Interestingly, this conflict seems to get resolved
for many sexually abused gay men by their middle
to late twenties. Most gay men I have seen at this
age no longer link their orientation to sexual abuse,
a finding also reported by Lew (1988, 1993) and
Gonsiorek (1993, as cited in Mendel, 1995).
Is
there indeed a link between sexual molestation and
subsequent predominant sexual orientation? As Mendel
(1995) says, "The relationship between factors
associated with childhood sexual abuse and sexual
orientation is complex and controversial"
(p. 169). In discussing the higher incidence of
childhood sexual abuse among homosexual men, Finkelhor
(1981, 1984) considers the possibility that boys
growing up to be gay are more likely to be vulnerable
to sexual victimization, but he favors the explanation
that abuse fostered the homosexuality. This is contradicted,
however, by the fact that most researchers believe
predominant sexual orientation is established before
latency, while most sexual abuse of boys occurs
later (Mendel, 1995). Nor does it explain Simari
and Baskin's (1982) finding that most of the
abused gay men they studied had a clear sense of
a homosexual orientation before their abuse or incest.
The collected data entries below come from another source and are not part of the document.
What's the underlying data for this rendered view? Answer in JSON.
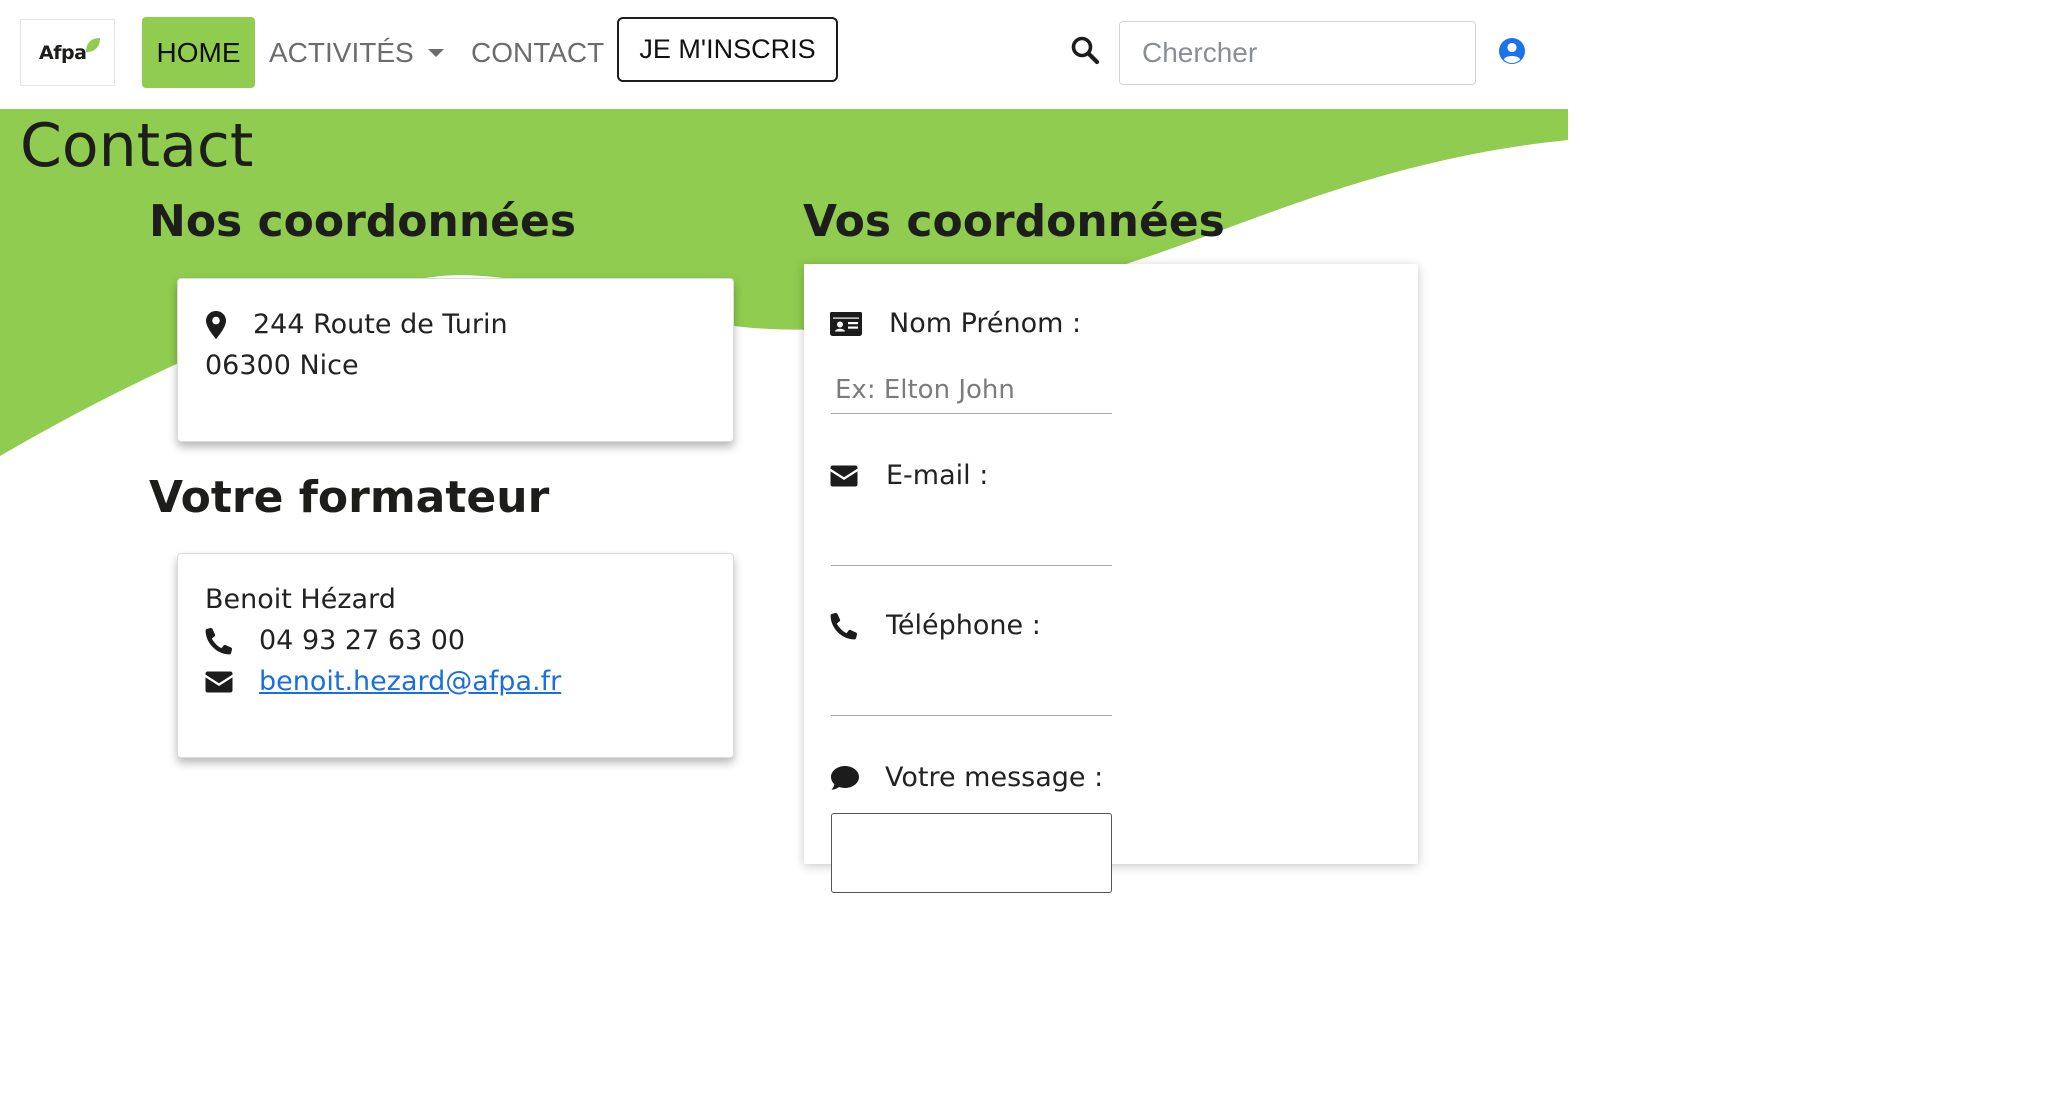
{
  "nav": {
    "logo_text": "Afpa",
    "home": "HOME",
    "activites": "ACTIVITÉS",
    "contact": "CONTACT",
    "inscris": "JE M'INSCRIS",
    "search_placeholder": "Chercher"
  },
  "page": {
    "title": "Contact"
  },
  "nos_coordonnees": {
    "title": "Nos coordonnées",
    "address_line1": "244 Route de Turin",
    "address_line2": "06300 Nice"
  },
  "formateur": {
    "title": "Votre formateur",
    "name": "Benoit Hézard",
    "phone": "04 93 27 63 00",
    "email": "benoit.hezard@afpa.fr"
  },
  "form": {
    "title": "Vos coordonnées",
    "name_label": "Nom Prénom :",
    "name_placeholder": "Ex: Elton John",
    "email_label": "E-mail :",
    "phone_label": "Téléphone :",
    "message_label": "Votre message :"
  },
  "colors": {
    "brand_green": "#8fcc4f",
    "link_blue": "#1a6fe0",
    "user_icon_blue": "#1a73e8"
  },
  "icons": {
    "search": "search-icon",
    "user": "user-circle-icon",
    "address": "map-marker-icon",
    "phone": "phone-icon",
    "email": "envelope-icon",
    "name": "id-card-icon",
    "message": "comment-icon"
  }
}
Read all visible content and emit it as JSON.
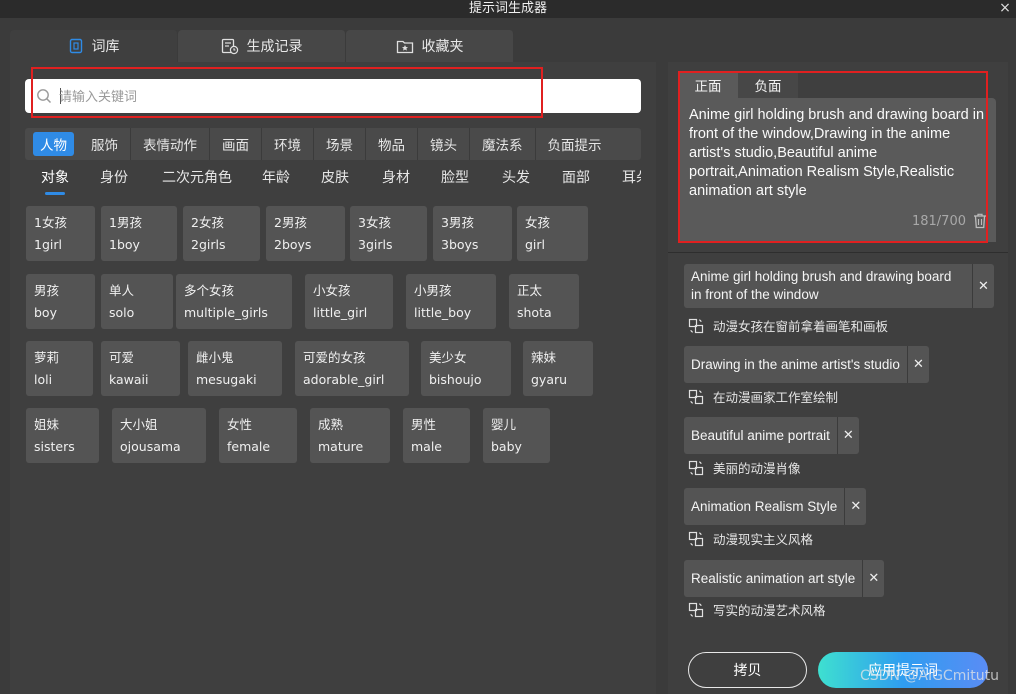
{
  "window": {
    "title": "提示词生成器",
    "close": "×"
  },
  "tabs": [
    {
      "label": "词库",
      "icon": "book-icon"
    },
    {
      "label": "生成记录",
      "icon": "history-icon"
    },
    {
      "label": "收藏夹",
      "icon": "star-folder-icon"
    }
  ],
  "search": {
    "placeholder": "请输入关键词"
  },
  "categories": [
    "人物",
    "服饰",
    "表情动作",
    "画面",
    "环境",
    "场景",
    "物品",
    "镜头",
    "魔法系",
    "负面提示"
  ],
  "active_category": "人物",
  "subcategories": [
    "对象",
    "身份",
    "二次元角色",
    "年龄",
    "皮肤",
    "身材",
    "脸型",
    "头发",
    "面部",
    "耳朵"
  ],
  "active_subcategory": "对象",
  "chips": [
    {
      "zh": "1女孩",
      "en": "1girl"
    },
    {
      "zh": "1男孩",
      "en": "1boy"
    },
    {
      "zh": "2女孩",
      "en": "2girls"
    },
    {
      "zh": "2男孩",
      "en": "2boys"
    },
    {
      "zh": "3女孩",
      "en": "3girls"
    },
    {
      "zh": "3男孩",
      "en": "3boys"
    },
    {
      "zh": "女孩",
      "en": "girl"
    },
    {
      "zh": "男孩",
      "en": "boy"
    },
    {
      "zh": "单人",
      "en": "solo"
    },
    {
      "zh": "多个女孩",
      "en": "multiple_girls"
    },
    {
      "zh": "小女孩",
      "en": "little_girl"
    },
    {
      "zh": "小男孩",
      "en": "little_boy"
    },
    {
      "zh": "正太",
      "en": "shota"
    },
    {
      "zh": "萝莉",
      "en": "loli"
    },
    {
      "zh": "可爱",
      "en": "kawaii"
    },
    {
      "zh": "雌小鬼",
      "en": "mesugaki"
    },
    {
      "zh": "可爱的女孩",
      "en": "adorable_girl"
    },
    {
      "zh": "美少女",
      "en": "bishoujo"
    },
    {
      "zh": "辣妹",
      "en": "gyaru"
    },
    {
      "zh": "姐妹",
      "en": "sisters"
    },
    {
      "zh": "大小姐",
      "en": "ojousama"
    },
    {
      "zh": "女性",
      "en": "female"
    },
    {
      "zh": "成熟",
      "en": "mature"
    },
    {
      "zh": "男性",
      "en": "male"
    },
    {
      "zh": "婴儿",
      "en": "baby"
    }
  ],
  "editor": {
    "tabs": [
      "正面",
      "负面"
    ],
    "active_tab": "正面",
    "text": "Anime girl holding brush and drawing board in front of the window,Drawing in the anime artist's studio,Beautiful anime portrait,Animation Realism Style,Realistic animation art style",
    "count": "181/700"
  },
  "tags": [
    {
      "en": "Anime girl holding brush and drawing board in front of the window",
      "zh": "动漫女孩在窗前拿着画笔和画板"
    },
    {
      "en": "Drawing in the anime artist's studio",
      "zh": "在动漫画家工作室绘制"
    },
    {
      "en": "Beautiful anime portrait",
      "zh": "美丽的动漫肖像"
    },
    {
      "en": "Animation Realism Style",
      "zh": "动漫现实主义风格"
    },
    {
      "en": "Realistic animation art style",
      "zh": "写实的动漫艺术风格"
    }
  ],
  "buttons": {
    "copy": "拷贝",
    "apply": "应用提示词"
  },
  "watermark": "CSDN @AIGCmitutu",
  "colors": {
    "accent": "#2f8be6",
    "highlight_box": "#e02020",
    "apply_gradient_start": "#3ee0d0",
    "apply_gradient_end": "#5a8cf5"
  }
}
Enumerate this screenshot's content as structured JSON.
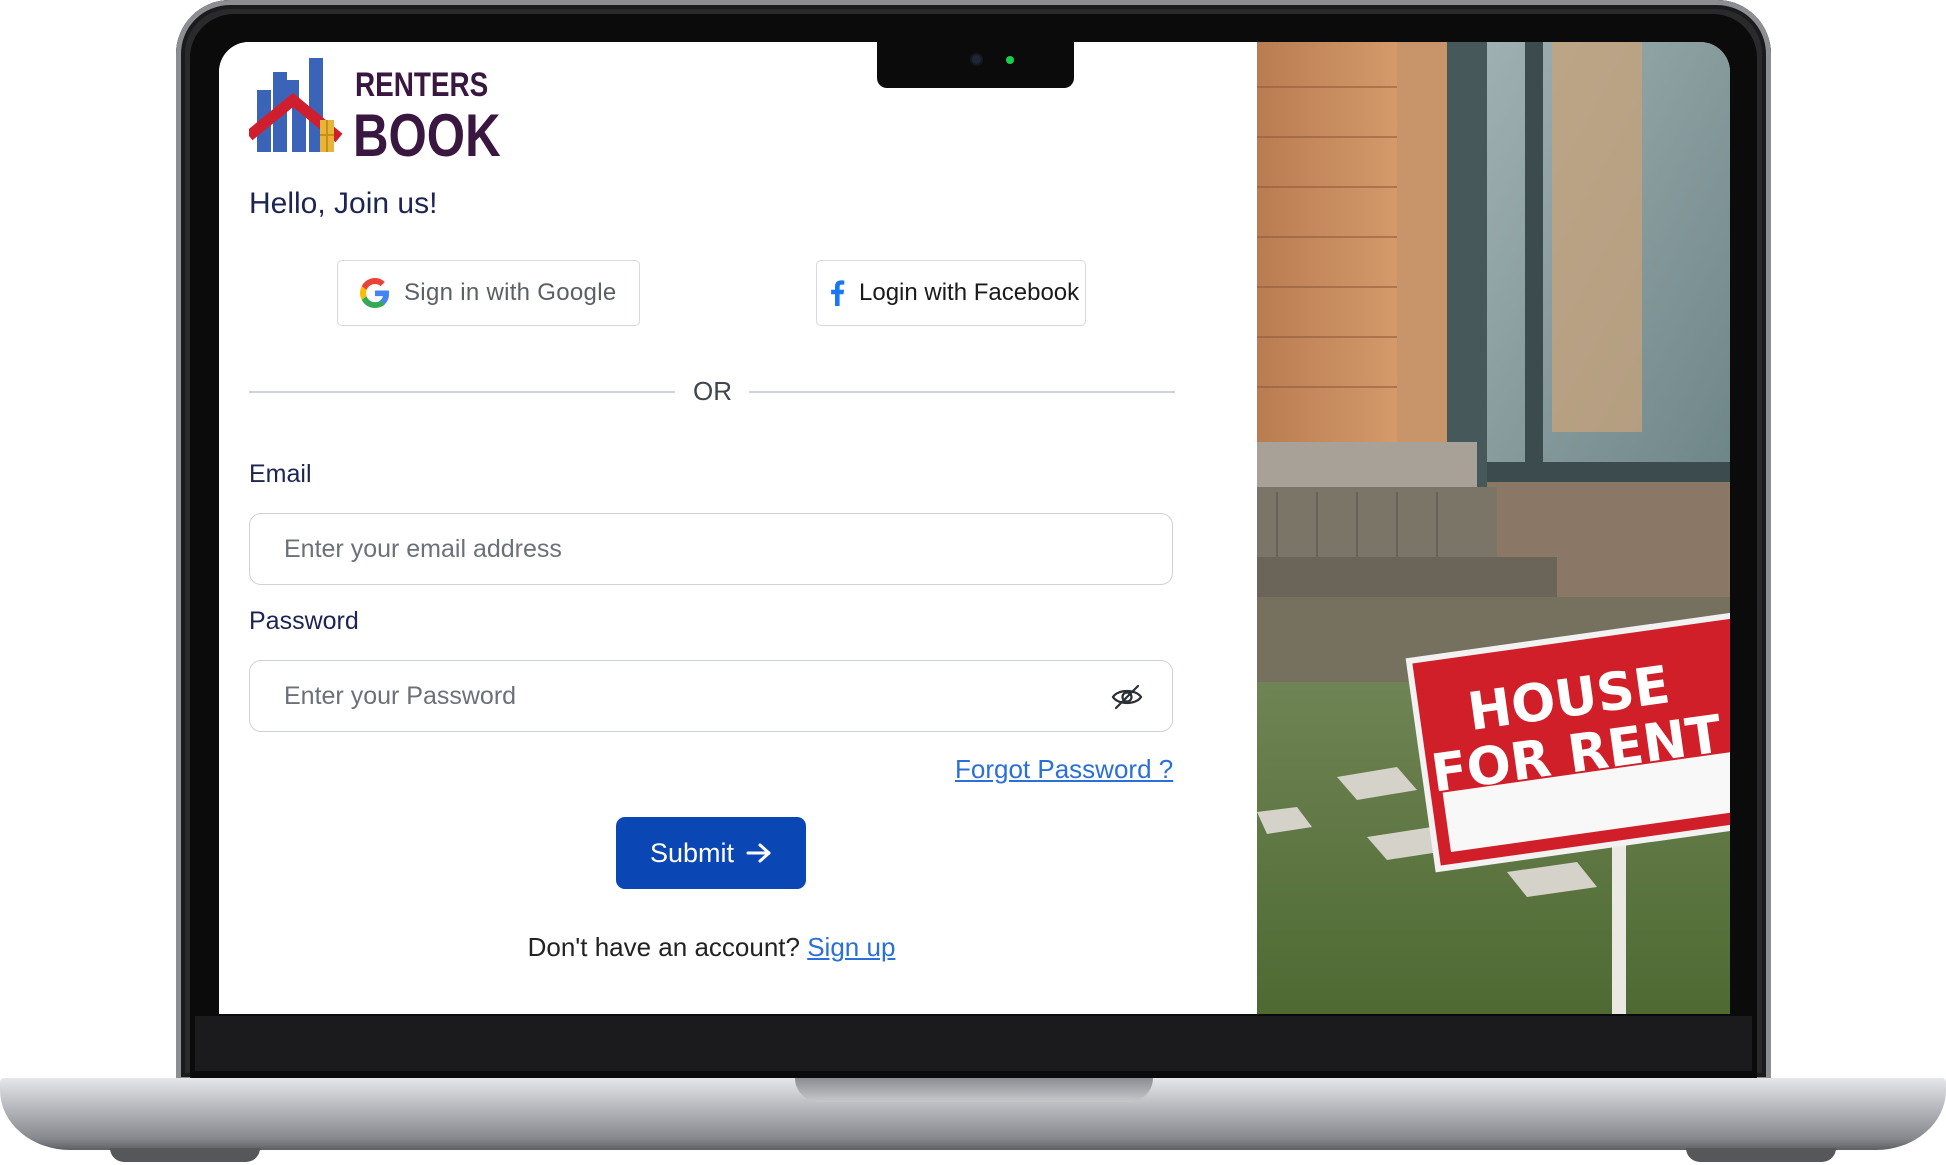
{
  "brand": {
    "name_top": "RENTERS",
    "name_bottom": "BOOK",
    "colors": {
      "blue": "#3b64b8",
      "red": "#cf1f2e",
      "dark": "#3a1740",
      "door": "#e7b43a"
    }
  },
  "greeting": "Hello, Join us!",
  "social": {
    "google_label": "Sign in with Google",
    "google_icon": "google-g-icon",
    "facebook_label": "Login with Facebook",
    "facebook_icon": "facebook-f-icon"
  },
  "divider_text": "OR",
  "form": {
    "email_label": "Email",
    "email_value": "",
    "email_placeholder": "Enter your email address",
    "password_label": "Password",
    "password_value": "",
    "password_placeholder": "Enter your Password",
    "password_toggle_icon": "eye-slash-icon",
    "forgot_link": "Forgot Password ?",
    "submit_label": "Submit",
    "submit_icon": "arrow-right-icon"
  },
  "signup": {
    "prompt": "Don't have an account?",
    "link": "Sign up"
  },
  "photo": {
    "sign_line1": "HOUSE",
    "sign_line2": "FOR RENT"
  },
  "theme": {
    "primary_button": "#0b47b4",
    "link": "#2b6fd9",
    "heading_text": "#1b2452",
    "status_led": "#14d04a"
  }
}
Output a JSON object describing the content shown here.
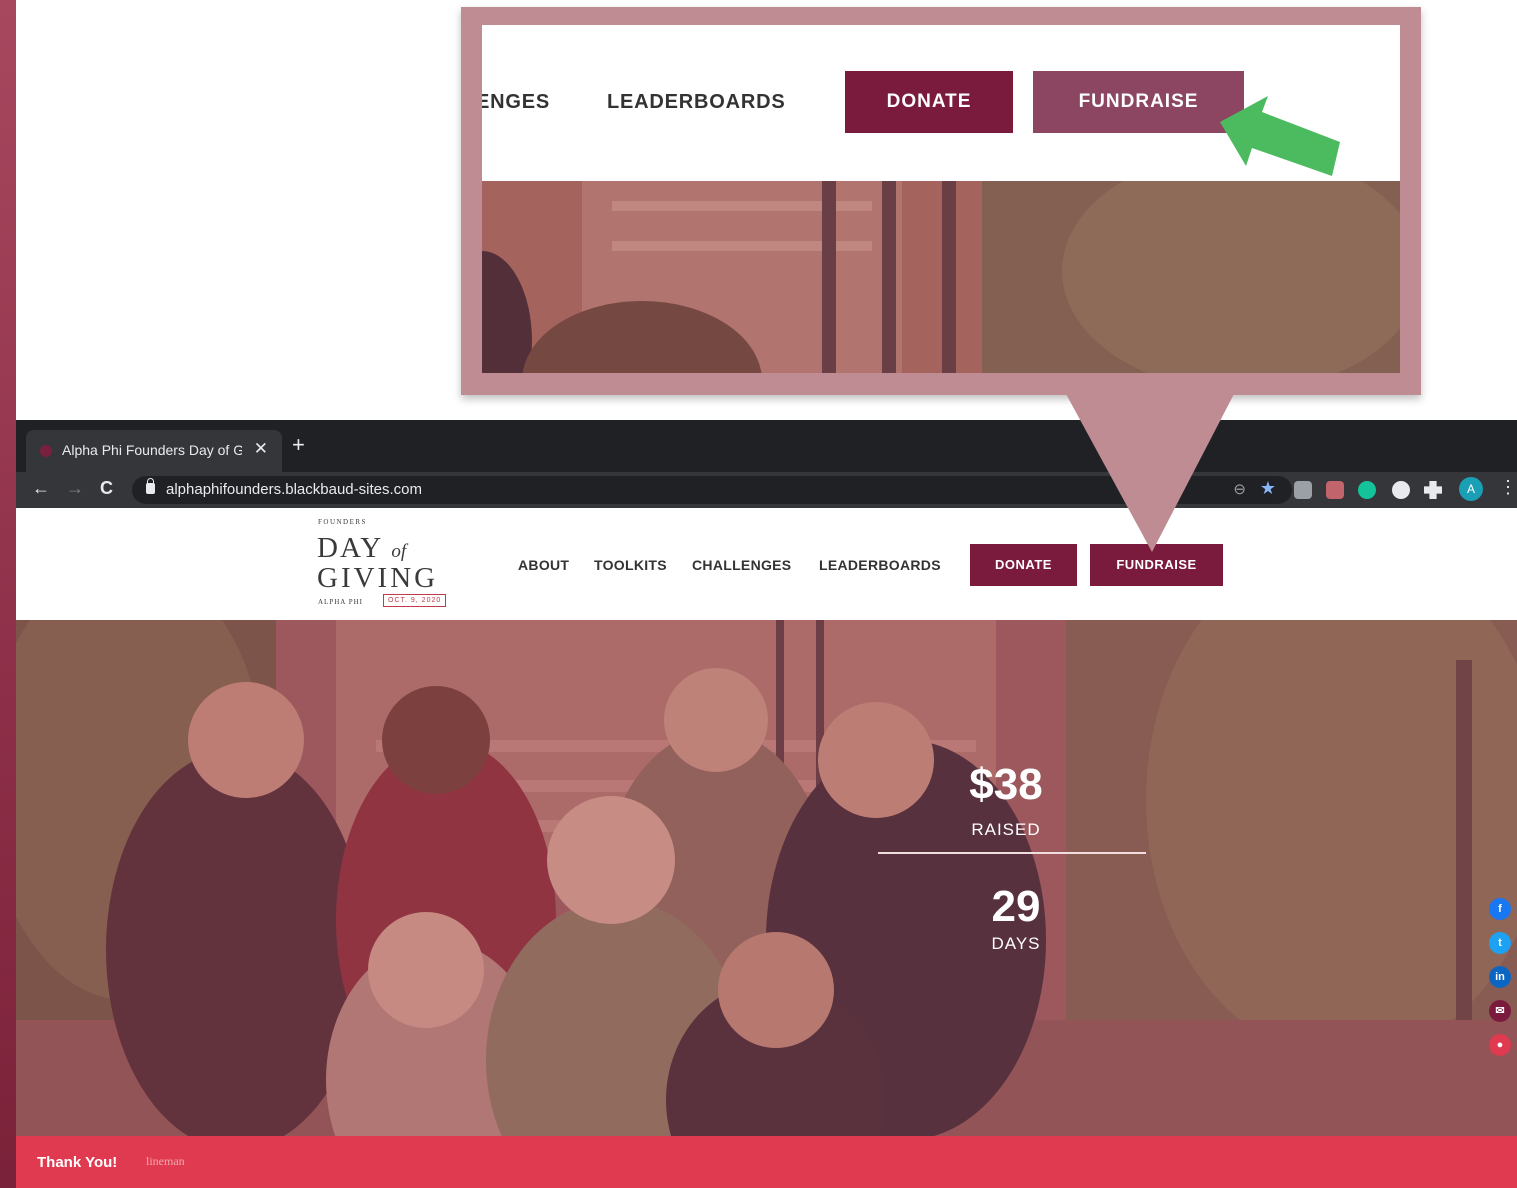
{
  "browser": {
    "tab_title": "Alpha Phi Founders Day of Giving",
    "tab_close": "✕",
    "new_tab": "+",
    "back": "←",
    "forward": "→",
    "reload": "C",
    "url": "alphaphifounders.blackbaud-sites.com",
    "avatar_initial": "A",
    "menu": "⋮"
  },
  "site": {
    "logo": {
      "founders": "FOUNDERS",
      "day": "DAY",
      "of": "of",
      "giving": "GIVING",
      "alpha": "ALPHA PHI",
      "date": "OCT. 9, 2020"
    },
    "nav": [
      "ABOUT",
      "TOOLKITS",
      "CHALLENGES",
      "LEADERBOARDS"
    ],
    "donate": "DONATE",
    "fundraise": "FUNDRAISE"
  },
  "hero": {
    "raised_amount": "$38",
    "raised_label": "RAISED",
    "days_count": "29",
    "days_label": "DAYS"
  },
  "social": [
    "f",
    "t",
    "in",
    "✉",
    "●"
  ],
  "thank_bar": {
    "heading": "Thank You!",
    "name": "lineman"
  },
  "callout": {
    "nav_partial": "ENGES",
    "leaderboards": "LEADERBOARDS",
    "donate": "DONATE",
    "fundraise": "FUNDRAISE"
  },
  "colors": {
    "brand_maroon": "#7a1a3d",
    "callout_frame": "#bf8c93",
    "arrow_green": "#4cbb5f",
    "thank_bar": "#e03a50"
  }
}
I will return to the issue of gay boys being especially
vulnerable to sexual abuse later in this paper.
The
sexual confusion and homophobia seen in boys who
were sexually abused by men is also discussed by
Bolton et al. (1989). They conclude that there is
no reason to believe that sexual abuse alone fundamentally
changes or shapes sexual orientation, despite the
conventional wisdom that premature sexual activity
with a man can "turn" a boy homosexual.
Like Lew (1988, 1993), Bolton et al. (1989), Gonsiorek
(1993, as cited in Mendel, 1995), and Rosenberg
(1995), my clinical impression is that sexual orientation
is nearly always determined for reasons other than
premature sexual activity. On the other hand, it
is not at all uncommon for a straight man who suffered
same-sex abuse to go through a period of sexual
acting out with men, sometimes in a compulsive way,
while he struggles to answer for himself whether
the abuse either means he was always gay or turned
him gay. A man named Andreas, for example, at one
point in his thirties experimented sexually with
men because of the numbness he felt during sex with
his wife. Eventually, he decided he had even less
interest in sex with men than in sex with women.